8 Ways You're Wasting Time During Your Job Search
Looking for a job can be time-consuming and dispiriting, even if you do it efficiently. So forget about keeping your sanity if you invest time and effort where they're unlikely to pay dividends. Luckily, career blogger Tim Tyrell-Smith has rounded up the most common ways people waste time while looking for work in a post for U.S. News & World Report. Take a careful look at these eight time sinks and make sure you're getting the most out of every job-hunting minute:
- Applying for everything. You're doing such a good job applying for jobs that you stop reading the job descriptions. If it's within your function or industry, you let the application fly. It's so inexpensive and so easy to shoot off a resume. Why wouldn't you apply to one more? Because you're wasting your time and the time of the hiring company. Clarify your specific job-search objectives and apply for jobs that fit what you're looking for. Sending out fewer applications will allow you to put more effort into those applications.
- Reconstructing your resume--again and again. Your resume is a marketing tool to attract a call or e-mail from the hiring manager. While it makes sense to emphasize different aspects of your background, stop creating entirely new resumes for every job posting. Instead, have a few versions you can use again and again, depending on which job you're applying for.
- Falling into a cover letter craze. Like with your resume, your cover letter is a document that takes way too much time to write as a custom document. Put effort into it, but don't spend hours crafting the perfect pitch. Instead of starting a new cover letter from scratch every time you apply for a job, create a good cover letter template that you can tweak quickly--preferably in 15 minutes.
- Bugging recruiters. Recruiters are eager to play their role in the job market--helping their clients (companies) find qualified candidates. You're either qualified for an opening or you're not. Multiple e-mails and phone calls will not make you appear more qualified. Instead, it may make you appear desperate. Follow-up with a recruiter, but don't bug or annoy them.
- Becoming addicted to digital. To avoid letting your digital addiction render you unproductive, create time windows when you work on your computer, smart phone or iPad. Then put the electronics down, and find other ways to boost your job search, like in-person networking, reading books about your industry or taking time off to recharge.
- Networking blind. There's a difference between networking and socializing. If you spend a week at various events simply re-connecting with your job search crew, you're socializing. Collecting business cards and lunching with anyone and everyone who wants to meet with you, isn't productive either. Instead, network with a purpose. Decide who you want to know, and figure out how to meet those people on your target list.
- Sucking on social networks. Some job seekers have their mouths over the online fire hose and still feel thirsty; they're signed up for every possible social media network. Isn't this period without a job a good time to catch up with friends and family? Sure--but only until it becomes a time-waster.

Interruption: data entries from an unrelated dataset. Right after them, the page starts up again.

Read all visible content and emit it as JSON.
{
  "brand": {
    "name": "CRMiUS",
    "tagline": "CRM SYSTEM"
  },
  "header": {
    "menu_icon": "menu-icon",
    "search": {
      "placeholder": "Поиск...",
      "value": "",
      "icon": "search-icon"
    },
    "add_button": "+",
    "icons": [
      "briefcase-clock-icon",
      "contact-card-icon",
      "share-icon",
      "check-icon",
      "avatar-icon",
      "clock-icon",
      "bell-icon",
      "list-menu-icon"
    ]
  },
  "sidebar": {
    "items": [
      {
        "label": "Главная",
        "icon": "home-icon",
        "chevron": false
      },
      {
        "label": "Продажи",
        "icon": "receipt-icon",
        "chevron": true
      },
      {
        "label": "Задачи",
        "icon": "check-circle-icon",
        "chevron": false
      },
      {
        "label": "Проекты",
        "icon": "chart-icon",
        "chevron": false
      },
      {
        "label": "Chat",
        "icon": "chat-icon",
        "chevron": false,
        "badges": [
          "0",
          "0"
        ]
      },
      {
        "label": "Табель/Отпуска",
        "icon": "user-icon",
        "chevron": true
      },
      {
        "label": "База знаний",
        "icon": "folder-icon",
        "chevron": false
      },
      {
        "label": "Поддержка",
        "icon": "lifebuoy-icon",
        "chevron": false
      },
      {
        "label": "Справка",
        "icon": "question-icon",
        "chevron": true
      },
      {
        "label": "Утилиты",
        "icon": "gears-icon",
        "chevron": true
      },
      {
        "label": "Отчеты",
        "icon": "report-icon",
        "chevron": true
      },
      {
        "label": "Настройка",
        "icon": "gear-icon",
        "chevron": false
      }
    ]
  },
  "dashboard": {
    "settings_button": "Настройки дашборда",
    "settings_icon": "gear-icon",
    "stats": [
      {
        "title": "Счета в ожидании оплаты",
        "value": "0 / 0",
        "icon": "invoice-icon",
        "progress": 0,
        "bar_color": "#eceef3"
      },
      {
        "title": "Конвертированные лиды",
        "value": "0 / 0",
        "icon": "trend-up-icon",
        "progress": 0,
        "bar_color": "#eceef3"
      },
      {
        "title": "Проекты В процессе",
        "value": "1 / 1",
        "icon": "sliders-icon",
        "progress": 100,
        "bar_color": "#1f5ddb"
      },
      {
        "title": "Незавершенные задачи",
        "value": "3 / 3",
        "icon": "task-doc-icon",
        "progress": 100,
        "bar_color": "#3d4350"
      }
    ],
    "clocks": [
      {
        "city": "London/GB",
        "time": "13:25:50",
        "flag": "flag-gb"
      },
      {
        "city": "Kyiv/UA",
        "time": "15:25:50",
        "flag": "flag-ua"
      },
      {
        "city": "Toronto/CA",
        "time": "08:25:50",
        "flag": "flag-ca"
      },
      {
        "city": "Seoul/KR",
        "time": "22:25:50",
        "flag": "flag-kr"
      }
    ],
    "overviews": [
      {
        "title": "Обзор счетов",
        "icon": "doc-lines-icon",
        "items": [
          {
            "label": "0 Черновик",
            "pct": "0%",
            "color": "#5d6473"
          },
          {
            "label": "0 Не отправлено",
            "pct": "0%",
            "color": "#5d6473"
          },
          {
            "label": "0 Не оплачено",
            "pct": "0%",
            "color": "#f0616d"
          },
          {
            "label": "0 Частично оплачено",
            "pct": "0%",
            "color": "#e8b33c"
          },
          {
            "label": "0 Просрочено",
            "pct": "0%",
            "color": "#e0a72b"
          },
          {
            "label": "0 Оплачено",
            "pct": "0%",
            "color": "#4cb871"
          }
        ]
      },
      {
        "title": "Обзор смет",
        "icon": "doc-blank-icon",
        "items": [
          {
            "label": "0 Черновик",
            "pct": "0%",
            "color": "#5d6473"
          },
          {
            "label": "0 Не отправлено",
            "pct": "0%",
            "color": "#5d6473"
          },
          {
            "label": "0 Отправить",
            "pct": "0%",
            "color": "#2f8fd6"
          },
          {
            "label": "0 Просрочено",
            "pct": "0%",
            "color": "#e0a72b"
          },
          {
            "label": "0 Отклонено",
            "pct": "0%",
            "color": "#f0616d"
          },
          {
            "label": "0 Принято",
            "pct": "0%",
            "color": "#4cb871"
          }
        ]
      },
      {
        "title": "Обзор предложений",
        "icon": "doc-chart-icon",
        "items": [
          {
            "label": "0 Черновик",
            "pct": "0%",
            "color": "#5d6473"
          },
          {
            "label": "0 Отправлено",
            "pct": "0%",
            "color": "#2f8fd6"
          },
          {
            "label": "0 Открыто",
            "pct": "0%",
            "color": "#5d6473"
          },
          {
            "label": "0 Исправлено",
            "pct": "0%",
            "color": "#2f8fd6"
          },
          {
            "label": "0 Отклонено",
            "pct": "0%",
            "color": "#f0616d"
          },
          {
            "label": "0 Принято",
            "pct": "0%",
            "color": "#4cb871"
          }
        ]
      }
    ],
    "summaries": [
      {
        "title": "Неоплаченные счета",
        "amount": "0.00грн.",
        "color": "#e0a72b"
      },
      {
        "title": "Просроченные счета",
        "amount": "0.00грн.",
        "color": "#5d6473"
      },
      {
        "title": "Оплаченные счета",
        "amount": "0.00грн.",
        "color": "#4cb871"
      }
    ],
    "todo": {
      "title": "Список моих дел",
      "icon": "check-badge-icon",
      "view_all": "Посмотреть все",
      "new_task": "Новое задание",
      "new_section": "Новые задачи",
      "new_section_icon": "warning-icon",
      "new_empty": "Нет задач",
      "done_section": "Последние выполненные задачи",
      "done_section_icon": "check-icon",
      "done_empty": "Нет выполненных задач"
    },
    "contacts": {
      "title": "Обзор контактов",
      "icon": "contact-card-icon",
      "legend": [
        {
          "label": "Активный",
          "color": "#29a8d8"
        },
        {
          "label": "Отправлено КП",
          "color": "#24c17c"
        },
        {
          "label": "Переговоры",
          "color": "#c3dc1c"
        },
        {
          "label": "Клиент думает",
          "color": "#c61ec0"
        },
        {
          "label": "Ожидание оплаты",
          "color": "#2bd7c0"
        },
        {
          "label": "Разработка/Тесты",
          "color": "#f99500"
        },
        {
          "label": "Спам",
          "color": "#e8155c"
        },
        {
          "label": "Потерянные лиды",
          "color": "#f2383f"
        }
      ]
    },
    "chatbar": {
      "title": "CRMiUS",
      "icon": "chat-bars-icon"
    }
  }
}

- Hyper-focusing on one job. Do you feel you're uniquely qualified for one specific job? Then create a plan to find warm entry points via your network. Follow application directions, and get a strong resume in the right person's hands. But if you don't hear back in a week or two, don't let that stop you from continuing the job search. Rather than thinking about that perfect job, focus on finding other perfect jobs. That way, if the first perfect job pans out, you'll have the power of multiple options, which will help you interview and negotiate with confidence.